Not to sound like an evil chessmaster or anything, but yeah. Studying rhetoric means learning to make a good argument… and it also means learning when a good argument isn’t what the situation calls for. Sometimes all you need is a good ol’ appeal to pathos. Sheer manipulation, baby.
You’ll notice that this is how they talk to each other, too. They’ll say “facts don’t care about your feelings,” but they’ll disregard science when it comes to climate change or vaccines or LGBTQ+ identities. The basic conservative rhetoric strategy is blindingly simple, and because we have to live in the same world as them, it’s useful to know how to speak their language.
Conservative Arguments go as follows:
Identify the In Group, as relevant to the topic. It can be as broad as “all of humanity” or as narrow as “white suburban moms in the Midwest.”
Identify perceived threat to the In Group. Notably, you can convince them of almost anything if you frame it as competitive (“if X wins, we lose!”) or dangerous (“your children will get hurt!”).
Make that perceived threat PERSONAL. They don’t care about people in the abstract, so bring in their family. Don’t say “what if,” frame it as a matter of When. (ex. If we’re talking healthcare, age inherently comes with disability. Disability is a scary Out Group word to them, but age is not. The frame would be “when you’re eighty and your knees need to be replaced, that shouldn’t have to be as expensive as buying a new car!”— inevitable, personal, and based on a comparison they understand). In a carrot and stick sense, this is the stick.
After laying out the worst case scenario, provide an optimistic alternative. This is something conservatives are very good at and leftists are presently very bad at. Conservatives use nostalgic language and imagery to paint a picture of an idyllic world where the In Group is safe and the Out Group is nowhere to be seen. This is the “make America great again” and 1950s visuals that erase anyone who doesn’t fit their whitewashed worldview. A leftist alternative might be an optimistic future where billionaires— our Out Group— are no longer fiscally possible and their wealth is with the people, where people can afford homes, and where a shift to sustainability has revitalized industry. It doesn’t need to be realistic. The 1950s tradwife wet dream certainly isn’t. It just needs to meet their desire for safety from the Perceived Threat mentioned earlier. This gives them something to fight for: the carrot.
Prescribe a course of action. Conservatives are good at mobilizing, it’s why they’re in power. Specifically, prescribe action other than just voting— ways to incorporate goals into a lifestyle. For the conservatives, this has looked like participation in evangelicalism, putting their kids in private or home schools, or refusing vaccines. Leftist alternatives might be asking people to engage in mutual aid and/or gift economies (by another name, this one is too lefty for most of them— try “helping your neighbors” or “paying it forward”), joining firefighters or medics instead of the military or police (“bad apples spoil the bunch and good apples don’t make it better!”), recording law enforcement officers (“to make sure everyone’s rights are protected from Them”) etc.
As they leave their echo chambers and participate in face to face community with other people, their In Group may be widened against their will (think of college students who go from right to left wing after meeting people from other backgrounds) and their mindset may open to more intellectually honest arguments.

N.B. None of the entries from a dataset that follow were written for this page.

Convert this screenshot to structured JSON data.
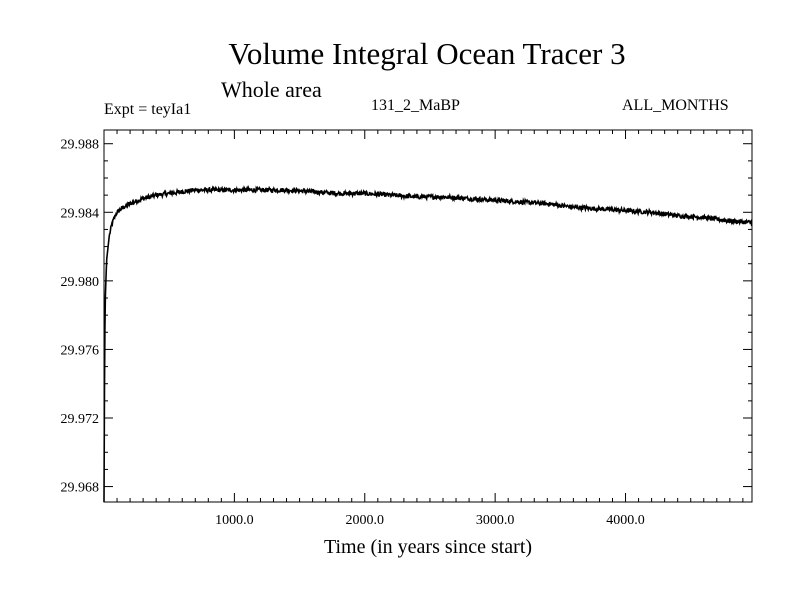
{
  "chart_data": {
    "type": "line",
    "title": "Volume Integral Ocean Tracer 3",
    "subtitle": "Whole area",
    "annotations": {
      "experiment": "Expt = teyIa1",
      "run": "131_2_MaBP",
      "months": "ALL_MONTHS"
    },
    "xlabel": "Time (in years since start)",
    "ylabel": "",
    "xlim": [
      0,
      4970
    ],
    "ylim": [
      29.9671,
      29.9888
    ],
    "x_ticks": [
      1000,
      2000,
      3000,
      4000
    ],
    "x_tick_labels": [
      "1000.0",
      "2000.0",
      "3000.0",
      "4000.0"
    ],
    "y_ticks": [
      29.968,
      29.972,
      29.976,
      29.98,
      29.984,
      29.988
    ],
    "y_tick_labels": [
      "29.968",
      "29.972",
      "29.976",
      "29.980",
      "29.984",
      "29.988"
    ],
    "grid": false,
    "color": "#000000",
    "series": [
      {
        "x": [
          0,
          5,
          10,
          20,
          40,
          60,
          80,
          100,
          150,
          200,
          300,
          400,
          500,
          600,
          700,
          800,
          1000,
          1200,
          1400,
          1600,
          1800,
          2000,
          2200,
          2400,
          2600,
          2800,
          3000,
          3200,
          3400,
          3600,
          3800,
          4000,
          4200,
          4400,
          4600,
          4800,
          4970
        ],
        "y": [
          29.9671,
          29.976,
          29.979,
          29.9812,
          29.9826,
          29.9833,
          29.9837,
          29.984,
          29.9843,
          29.9845,
          29.9848,
          29.985,
          29.9851,
          29.9852,
          29.9853,
          29.9853,
          29.9853,
          29.9853,
          29.9853,
          29.9852,
          29.9851,
          29.9851,
          29.985,
          29.9849,
          29.9849,
          29.9848,
          29.9847,
          29.9846,
          29.9845,
          29.9843,
          29.9842,
          29.9841,
          29.984,
          29.9838,
          29.9837,
          29.9835,
          29.9834
        ],
        "noise": 0.00013
      }
    ]
  }
}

Of course, it doesn’t work on everyone. Many people are too far down the conspiracy hole to engage with people they see as belonging to the Out Group in any peaceable way. This is part of why it’s the responsibility of people who they might perceive as members of their personal In Group (ie other white people, other cishets, other men, etc) to try to change their mind. Even a little.
At this point, it’s less like changing someone’s perspective with reasoned debate and more like redirecting a loaded gun. But that means it matters more than ever. If your discussion can be the difference between a parent encouraging their son to join ice or telling him to reconsider, if you can convince someone to record law enforcement when they see them harassing someone, if you can get some guy to think about becoming a firefighter instead of a cop, if you can get someone to donate directly to a food bank instead of to a church group, if you can redirect their anger and paranoia towards billionaires instead of immigrants— even one change can have a ripple effect.
So yes. Manipulate the conservatives. It’s one of our last rhetorical tools against them.